Robert W. Johnson & Associates was retained to provide economic testimony regarding the appropriate methodology for quantifying the minimum cost to repair partially damaged property and a framework for calculating punitive damages.
Location: Los Angeles, California
Case: Nordhoff Townhomes vs. Farmers Group, Inc., et al.
Court: Los Angeles County, California Superior Court, No.BC188792.
Plaintiff’s Attorneys: Bernie Bernheim and David C. Parisi, Law Offices of Bernie Bernheim, North Hollywood, California; Richard Friedman and Jeffrey Rubin, Law Offices of Freidman, Rubin & White, Anchorage,
Alaska.
Case Synopsis: On January 17, 1994, the Northridge earthquake struck the greater Los Angeles area, and the Nordhoff Townhomes suffered extensive damage throughout the entire complex. The Nordhoff Townhomes Homeowners Association and their experts determined that the 50-unit complex was a total loss. Farmers Group Company, Truck Insurance Exchange, was of the opinion that the property was not a complete loss.

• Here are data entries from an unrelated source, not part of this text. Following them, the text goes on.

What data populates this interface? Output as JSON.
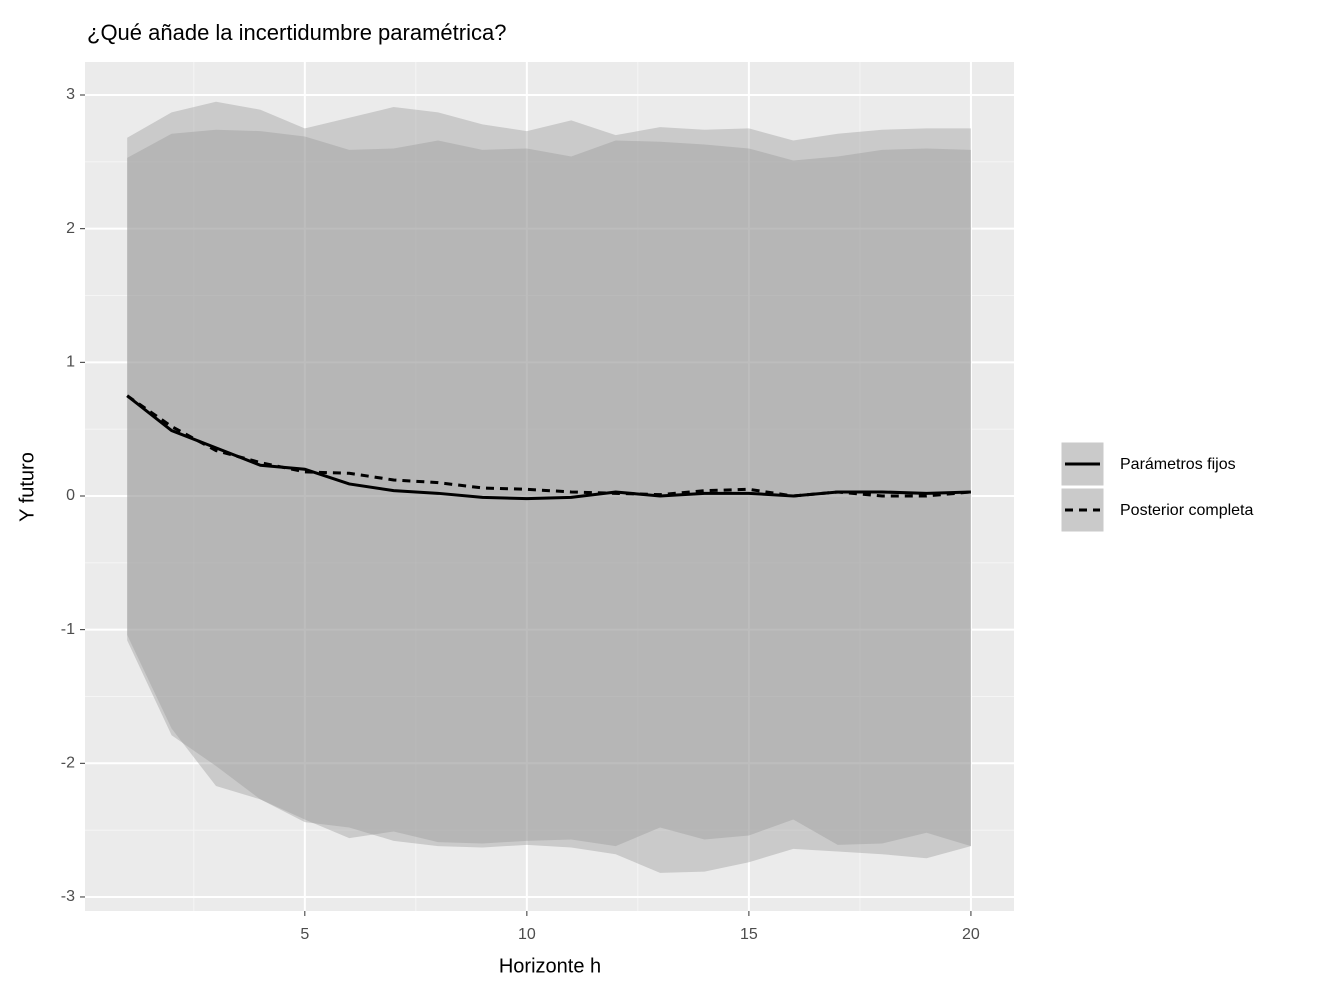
{
  "chart_data": {
    "type": "ribbon-line",
    "title": "¿Qué añade la incertidumbre paramétrica?",
    "x_label": "Horizonte h",
    "y_label": "Y futuro",
    "x": [
      1,
      2,
      3,
      4,
      5,
      6,
      7,
      8,
      9,
      10,
      11,
      12,
      13,
      14,
      15,
      16,
      17,
      18,
      19,
      20
    ],
    "series": [
      {
        "name": "Parámetros fijos",
        "color": "#000000",
        "fill": "#999999",
        "linetype": "solid",
        "values": [
          0.75,
          0.49,
          0.36,
          0.23,
          0.2,
          0.09,
          0.04,
          0.02,
          -0.01,
          -0.02,
          -0.01,
          0.03,
          0.0,
          0.02,
          0.02,
          0.0,
          0.03,
          0.03,
          0.02,
          0.03
        ],
        "upper": [
          2.53,
          2.71,
          2.74,
          2.73,
          2.69,
          2.59,
          2.6,
          2.66,
          2.59,
          2.6,
          2.54,
          2.66,
          2.65,
          2.63,
          2.6,
          2.51,
          2.54,
          2.59,
          2.6,
          2.59
        ],
        "lower": [
          -1.04,
          -1.74,
          -2.17,
          -2.27,
          -2.42,
          -2.56,
          -2.51,
          -2.59,
          -2.6,
          -2.58,
          -2.57,
          -2.62,
          -2.48,
          -2.57,
          -2.54,
          -2.42,
          -2.61,
          -2.6,
          -2.52,
          -2.62
        ]
      },
      {
        "name": "Posterior completa",
        "color": "#000000",
        "fill": "#999999",
        "linetype": "dashed",
        "values": [
          0.75,
          0.52,
          0.34,
          0.25,
          0.18,
          0.17,
          0.12,
          0.1,
          0.06,
          0.05,
          0.03,
          0.02,
          0.01,
          0.04,
          0.05,
          0.0,
          0.03,
          0.0,
          0.0,
          0.03
        ],
        "upper": [
          2.68,
          2.87,
          2.95,
          2.89,
          2.75,
          2.83,
          2.91,
          2.87,
          2.78,
          2.73,
          2.81,
          2.7,
          2.76,
          2.74,
          2.75,
          2.66,
          2.71,
          2.74,
          2.75,
          2.75
        ],
        "lower": [
          -1.08,
          -1.79,
          -2.02,
          -2.27,
          -2.44,
          -2.48,
          -2.58,
          -2.62,
          -2.63,
          -2.61,
          -2.63,
          -2.68,
          -2.82,
          -2.81,
          -2.74,
          -2.64,
          -2.66,
          -2.68,
          -2.71,
          -2.62
        ]
      }
    ],
    "xlim": [
      0.05,
      20.97
    ],
    "ylim": [
      -3.105,
      3.247
    ],
    "xticks": [
      5,
      10,
      15,
      20
    ],
    "yticks": [
      -3,
      -2,
      -1,
      0,
      1,
      2,
      3
    ],
    "grid": true,
    "legend": "right"
  }
}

Farmer’s method of calculating the “actual cash value” loss (in a partial destruction) was the old, replacement cost less depreciation method. This was in opposition to recent California Supreme Court cases (Jefferson vs. Superior Court, 1970 3 Cal.3rd 398 and Orenzo Cheeks v. Fair Plan, 61 Cal.App4th 423) which stated that the proper method was the “instantaneous reduction in fair market value.”
While there was significant debate regarding what was the total or maximum reduction in the fair market value of the property, there was general consensus regarding the cost to repair the property. In addition, the punitive damages portion of the trial was bifurcated.